В ростовском аэропорту меня встречали всей семьей. Я, конечно, ждал, что будут родители и, может быть, сестра с племянниками. Но чтобы явились все… Увидев радостную толпу родственников, столпившихся в зале ожидания под огромным плакатом с моим портретом в скафандре и восторженными словами приветствия, я слегка опешил. И даже не от вида скафандра, на фоне которого мое нынешнее одеяние в виде джинсов, футболки и спортивной куртки выглядело издевательством, и уж тем более не от ретушированной фотографии, имеющей самое отдаленное отношение к реальности. Я просто не ожидал такой встречи. Настолько не ожидал, что в этом пестром людском сборище даже родных отца с матерью не сразу увидел. Когда же они все бросились ко мне, я от неожиданности чуть не выронил дорожную сумку и попятился.

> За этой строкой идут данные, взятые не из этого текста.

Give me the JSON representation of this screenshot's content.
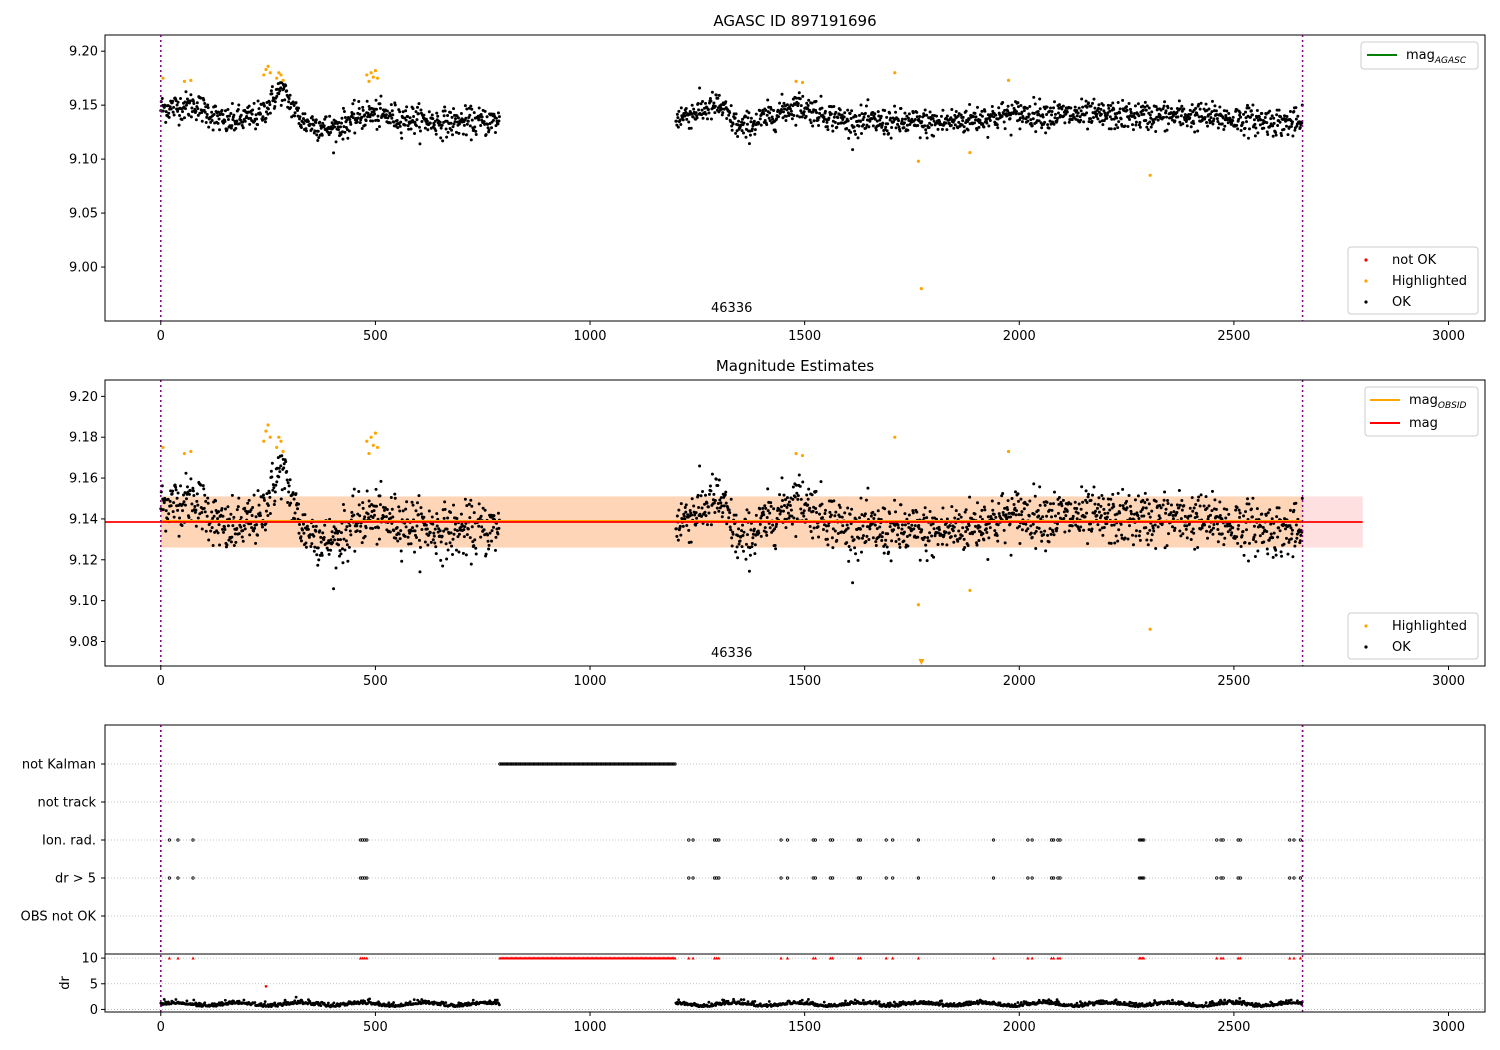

Пожимая десятки рук, обнимаясь, целуясь и отвечая на бессчетные вопросы, я с ужасом ловил себя на мысли, что не узнавал и половины этих людей. Впрочем, чему удивляться, ведь я их не видел много лет. С родителями мы общались регулярно, иногда болтал по видеосвязи с сестрой и ее озорными близнецами, редко созванивался с бабушкой и дедом, а вот всех этих дядьев и теток, кузенов, внучатых племянников и прочих зятьев я последний раз воочию видел разве что в студенчестве. Не до того было. После лицея пронеслись годы напряженной учебы в Московском университете с парой коротких каникул, потом двухлетний отсев аспирантуры с надеждой попасть в группу Филиппа Игоревича, а затем я сразу отправился на Луну с направлением в Институт. И вот вдруг оказалось, что за эти годы родственники меня не забыли. А я о них даже не вспоминал.

Из аэропорта в город ехали длинным медленным кортежем, внося неразбериху в скоростное движение города. Нам возмущенно сигналили, что-то кричали вслед. Возглавлявший процессию отец, высовываясь из окна своего нового внедорожника на электрической тяге, яростно жестикулировал и кричал в ответ, что он везет сына, вернувшегося с Луны, будто это был все перевешивающий аргумент. Когда нас в конце концов за слишком специфическое вождение остановила дорожная инспекция, родители в один голос именно это и заявили. Я от неловкости готов был сквозь землю провалиться, но к моему удивлению вместо штрафа и назидательной лекции стражи порядка лишь попросили разрешения сфотографироваться со мной, после чего с включенными проблесковыми маяками сопровождали нас до самого дома, привлекая еще большее внимание. Так мы и катили по улице с мигалками, радостным ревом клаксонов, вызывая всеобщее восторженное недоумение, словно свадьба какая-то.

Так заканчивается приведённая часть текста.